Smokers in Tanzania cannot light up in public places
Smoking in public places has been banned in Tanzania under a new law that came into effect on 1 July.

Under the Tobacco Products (regulation) Act 2003 it is illegal to smoke inside public transport, hospitals, schools and many other public places.

Tobacco is a major foreign exchange earner and tobacco-growers have condemned the law.

It is also an offence to sell tobacco products to persons under the age of 18.

The government has called for the setting up of special smoking areas at places of work.

Tobacco advertising on radio, TV and in newspapers has also been prohibited.

The government will issue guidelines on sites where tobacco advertising can be placed.

A statement by the country's health ministry said the aim of the Act is to reduce the use of tobacco products in the country in order to reduce the occurrence of diseases that are brought about by smoking.

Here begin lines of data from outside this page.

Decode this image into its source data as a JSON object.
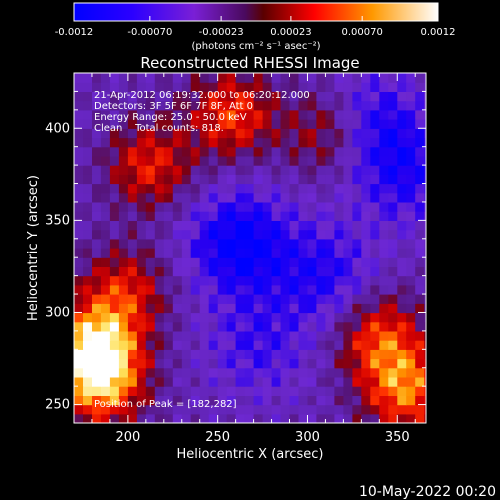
{
  "chart_data": {
    "type": "heatmap",
    "title": "Reconstructed RHESSI Image",
    "xlabel": "Heliocentric X (arcsec)",
    "ylabel": "Heliocentric Y (arcsec)",
    "xlim": [
      170,
      366
    ],
    "ylim": [
      240,
      430
    ],
    "x_ticks": [
      200,
      250,
      300,
      350
    ],
    "y_ticks": [
      250,
      300,
      350,
      400
    ],
    "colorbar": {
      "ticks": [
        "-0.0012",
        "-0.00070",
        "-0.00023",
        "0.00023",
        "0.00070",
        "0.0012"
      ],
      "range": [
        -0.0012,
        0.0012
      ],
      "unit_label": "(photons cm⁻² s⁻¹ asec⁻²)"
    },
    "annotations": [
      "21-Apr-2012 06:19:32.000 to 06:20:12.000",
      "Detectors: 3F 5F 6F 7F 8F, Att 0",
      "Energy Range: 25.0 - 50.0 keV",
      "Clean    Total counts: 818."
    ],
    "peak_label": "Position of Peak = [182,282]",
    "peak_position": [
      182,
      282
    ],
    "hot_regions": [
      {
        "x": 182,
        "y": 282,
        "value": 0.0012
      },
      {
        "x": 185,
        "y": 262,
        "value": 0.0011
      },
      {
        "x": 355,
        "y": 258,
        "value": 0.00105
      },
      {
        "x": 340,
        "y": 287,
        "value": 0.0009
      },
      {
        "x": 258,
        "y": 408,
        "value": 0.0009
      },
      {
        "x": 212,
        "y": 380,
        "value": 0.0008
      },
      {
        "x": 198,
        "y": 312,
        "value": 0.00075
      },
      {
        "x": 312,
        "y": 398,
        "value": 0.0007
      }
    ],
    "cold_regions": [
      {
        "x": 262,
        "y": 338,
        "value": -0.0009
      },
      {
        "x": 310,
        "y": 320,
        "value": -0.0006
      },
      {
        "x": 335,
        "y": 403,
        "value": -0.00065
      },
      {
        "x": 355,
        "y": 375,
        "value": -0.00055
      },
      {
        "x": 272,
        "y": 282,
        "value": -0.00045
      }
    ]
  },
  "footer": {
    "timestamp": "10-May-2022 00:20"
  }
}
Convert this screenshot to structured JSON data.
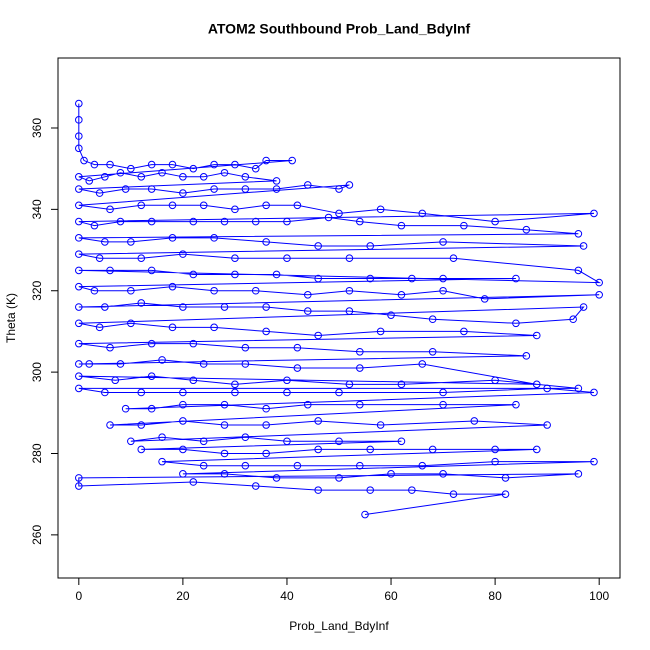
{
  "chart_data": {
    "type": "line",
    "title": "ATOM2 Southbound Prob_Land_BdyInf",
    "x_label": "Prob_Land_BdyInf",
    "y_label": "Theta (K)",
    "xlim": [
      -4,
      104
    ],
    "ylim": [
      249.4,
      377.2
    ],
    "xticks": [
      0,
      20,
      40,
      60,
      80,
      100
    ],
    "yticks": [
      260,
      280,
      300,
      320,
      340,
      360
    ],
    "markers": true,
    "x": [
      0,
      0,
      0,
      0,
      1,
      3,
      6,
      10,
      14,
      18,
      22,
      26,
      30,
      34,
      36,
      41,
      0,
      2,
      5,
      8,
      12,
      16,
      20,
      24,
      28,
      32,
      38,
      0,
      4,
      9,
      14,
      20,
      26,
      32,
      38,
      44,
      50,
      52,
      0,
      6,
      12,
      18,
      24,
      30,
      36,
      42,
      50,
      58,
      66,
      80,
      99,
      0,
      3,
      8,
      14,
      22,
      28,
      34,
      40,
      48,
      54,
      62,
      74,
      86,
      96,
      0,
      5,
      10,
      18,
      26,
      36,
      46,
      56,
      70,
      97,
      0,
      4,
      12,
      20,
      30,
      40,
      52,
      72,
      96,
      100,
      0,
      6,
      14,
      22,
      30,
      38,
      46,
      56,
      64,
      70,
      84,
      0,
      3,
      10,
      18,
      26,
      34,
      44,
      52,
      62,
      70,
      78,
      100,
      0,
      5,
      12,
      20,
      28,
      36,
      44,
      52,
      60,
      68,
      84,
      95,
      97,
      0,
      4,
      10,
      18,
      26,
      36,
      46,
      58,
      74,
      88,
      0,
      6,
      14,
      22,
      32,
      42,
      54,
      68,
      86,
      0,
      2,
      8,
      16,
      24,
      32,
      42,
      54,
      66,
      88,
      0,
      7,
      14,
      22,
      30,
      40,
      52,
      62,
      80,
      96,
      0,
      5,
      12,
      20,
      30,
      40,
      50,
      70,
      90,
      99,
      9,
      14,
      20,
      28,
      36,
      44,
      54,
      70,
      84,
      6,
      12,
      20,
      28,
      36,
      46,
      58,
      76,
      90,
      10,
      16,
      24,
      32,
      40,
      50,
      62,
      12,
      20,
      28,
      36,
      46,
      56,
      68,
      80,
      88,
      16,
      24,
      32,
      42,
      54,
      66,
      80,
      99,
      20,
      28,
      38,
      50,
      60,
      70,
      82,
      96,
      0,
      0,
      22,
      34,
      46,
      56,
      64,
      72,
      82,
      55
    ],
    "series": [
      {
        "color": "#0000ff",
        "values": [
          366,
          362,
          358,
          355,
          352,
          351,
          351,
          350,
          351,
          351,
          350,
          351,
          351,
          350,
          352,
          352,
          348,
          347,
          348,
          349,
          348,
          349,
          348,
          348,
          349,
          348,
          347,
          345,
          344,
          345,
          345,
          344,
          345,
          345,
          345,
          346,
          345,
          346,
          341,
          340,
          341,
          341,
          341,
          340,
          341,
          341,
          339,
          340,
          339,
          337,
          339,
          337,
          336,
          337,
          337,
          337,
          337,
          337,
          337,
          338,
          337,
          336,
          336,
          335,
          334,
          333,
          332,
          332,
          333,
          333,
          332,
          331,
          331,
          332,
          331,
          329,
          328,
          328,
          329,
          328,
          328,
          328,
          328,
          325,
          322,
          325,
          325,
          325,
          324,
          324,
          324,
          323,
          323,
          323,
          323,
          323,
          321,
          320,
          320,
          321,
          320,
          320,
          319,
          320,
          319,
          320,
          318,
          319,
          316,
          316,
          317,
          316,
          316,
          316,
          315,
          315,
          314,
          313,
          312,
          313,
          316,
          312,
          311,
          312,
          311,
          311,
          310,
          309,
          310,
          310,
          309,
          307,
          306,
          307,
          307,
          306,
          306,
          305,
          305,
          304,
          302,
          302,
          302,
          303,
          302,
          302,
          301,
          301,
          302,
          297,
          299,
          298,
          299,
          298,
          297,
          298,
          297,
          297,
          298,
          296,
          296,
          295,
          295,
          295,
          295,
          295,
          295,
          295,
          296,
          295,
          291,
          291,
          292,
          292,
          291,
          292,
          292,
          292,
          292,
          287,
          287,
          288,
          287,
          287,
          288,
          287,
          288,
          287,
          283,
          284,
          283,
          284,
          283,
          283,
          283,
          281,
          281,
          280,
          280,
          281,
          281,
          281,
          281,
          281,
          278,
          277,
          277,
          277,
          277,
          277,
          278,
          278,
          275,
          275,
          274,
          274,
          275,
          275,
          274,
          275,
          274,
          272,
          273,
          272,
          271,
          271,
          271,
          270,
          270,
          265
        ]
      }
    ]
  }
}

The new law will also protect non-smokers and educate smokers on the importance of quitting smoking.

Cigarettes on display
Advertising of tobacco products on radio, television and in newspapers is prohibited

This, the government says, will help to "create an environment that will help to make the society a non-smoking one".

From 1 July, cigarettes manufactured in and outside the country will have to adhere to international standards and will have to carry a warning in both English and Kiswahili on the negative effects of cigarette smoking.

The bill was passed by parliament in February.

President Benjamin Mkapa signed it into law in April.


MPs from the tobacco growing regions cautioned the government against passing the law, expressing fears that the ruling party might lose votes from tobacco farmers in the 2005 general election.

However, the Minister for Industry and Trade, Dr Juma Ngasongwa, says the effects will only be temporary and that the country has to look at the issue from all angles.

"After all the ban is a universal issue and people will get used to it".

"We are not worried at all," Dr Ngasongwa said.